Wetenschap
Grafische samenvatting van de wetenschap achter antilichaambiosensor. Krediet:Ecole Polytechnique Federale de Lausanne
Het kunnen controleren van de geneesmiddelconcentratie in het bloed van een patiënt is een belangrijk aspect van elke farmaceutische behandeling. Echter, dit vereist apparatuur en faciliteiten die vaak ontbreken in de veldgezondheidszorg in ontwikkelingslanden, maar remt ook de kwaliteit van leven van patiënten elders. EPFL-wetenschappers, werken via hun startup LUCENTIX, hebben nu een aan antilichamen gekoppelde biosensor ontwikkeld die de geneesmiddelconcentratie in het bloed kan volgen door de kleur ervan te veranderen. De biosensor is geïntegreerd in een volledig systeem dat in het veld of door patiënten thuis kan worden gebruikt. De wetenschap erachter is gepubliceerd in Angewandte Chemie .
Het lab van Kai Johnsson bij EPFL staat bekend om de ontwikkeling van biosensoren, en het onderzoek leidde tot de startup LUCENTIX, die een biosensor heeft ontwikkeld waarmee patiënten gemakkelijk geneesmiddelconcentraties in hun systeem kunnen meten zonder dat daarvoor complexe laboratoriumsystemen nodig zijn.
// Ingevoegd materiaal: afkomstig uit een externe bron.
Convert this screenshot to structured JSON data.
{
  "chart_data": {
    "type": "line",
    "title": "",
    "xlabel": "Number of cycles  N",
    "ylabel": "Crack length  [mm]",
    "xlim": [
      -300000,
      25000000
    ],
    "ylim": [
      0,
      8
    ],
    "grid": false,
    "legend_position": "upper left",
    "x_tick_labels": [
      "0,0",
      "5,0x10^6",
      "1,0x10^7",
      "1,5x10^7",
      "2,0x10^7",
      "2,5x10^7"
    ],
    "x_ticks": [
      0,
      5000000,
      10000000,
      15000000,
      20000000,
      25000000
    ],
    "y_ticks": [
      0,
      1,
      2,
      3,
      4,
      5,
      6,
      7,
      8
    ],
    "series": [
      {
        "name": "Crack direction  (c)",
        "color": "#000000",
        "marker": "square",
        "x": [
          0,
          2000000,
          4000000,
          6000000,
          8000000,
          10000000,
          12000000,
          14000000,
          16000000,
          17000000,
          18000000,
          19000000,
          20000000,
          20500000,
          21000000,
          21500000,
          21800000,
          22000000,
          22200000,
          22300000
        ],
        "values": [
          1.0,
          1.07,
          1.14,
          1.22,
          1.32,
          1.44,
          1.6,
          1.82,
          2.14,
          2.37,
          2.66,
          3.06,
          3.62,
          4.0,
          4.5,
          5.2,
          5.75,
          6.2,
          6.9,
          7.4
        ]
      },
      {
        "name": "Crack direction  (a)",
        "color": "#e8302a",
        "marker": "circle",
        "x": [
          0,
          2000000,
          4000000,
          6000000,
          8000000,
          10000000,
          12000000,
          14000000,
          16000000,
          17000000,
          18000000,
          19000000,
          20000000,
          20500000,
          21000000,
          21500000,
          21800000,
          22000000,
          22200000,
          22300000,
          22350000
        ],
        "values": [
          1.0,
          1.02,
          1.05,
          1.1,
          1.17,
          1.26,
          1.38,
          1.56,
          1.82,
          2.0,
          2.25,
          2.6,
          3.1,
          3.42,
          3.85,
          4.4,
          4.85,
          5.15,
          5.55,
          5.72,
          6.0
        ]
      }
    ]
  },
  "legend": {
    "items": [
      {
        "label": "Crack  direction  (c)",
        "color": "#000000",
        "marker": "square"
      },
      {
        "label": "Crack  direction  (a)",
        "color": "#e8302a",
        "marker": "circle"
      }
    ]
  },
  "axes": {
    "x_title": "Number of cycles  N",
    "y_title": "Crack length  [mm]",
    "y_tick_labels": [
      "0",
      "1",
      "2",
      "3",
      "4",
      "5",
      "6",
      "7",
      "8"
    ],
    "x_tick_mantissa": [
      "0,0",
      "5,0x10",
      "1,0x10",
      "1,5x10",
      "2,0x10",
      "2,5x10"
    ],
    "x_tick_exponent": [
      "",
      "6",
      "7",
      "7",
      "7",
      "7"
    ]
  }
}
De biosensor is een molecuul dat uit drie componenten bestaat:een eiwit dat het te controleren geneesmiddel kan binden. Tweede, het lichtproducerende enzym luciferase. En ten derde, een "tagging" molecuul genaamd SNAP-tag, die een fluorescerend ligand draagt dat het eiwit (de eerste component) herkent en bindt wanneer er geen geneesmiddel aanwezig is. Dit veroorzaakt een reactie tussen het luciferase en het fluorescerende molecuul genaamd "bioluminescent resonance energy transfer" (BRET), die een rood licht geeft.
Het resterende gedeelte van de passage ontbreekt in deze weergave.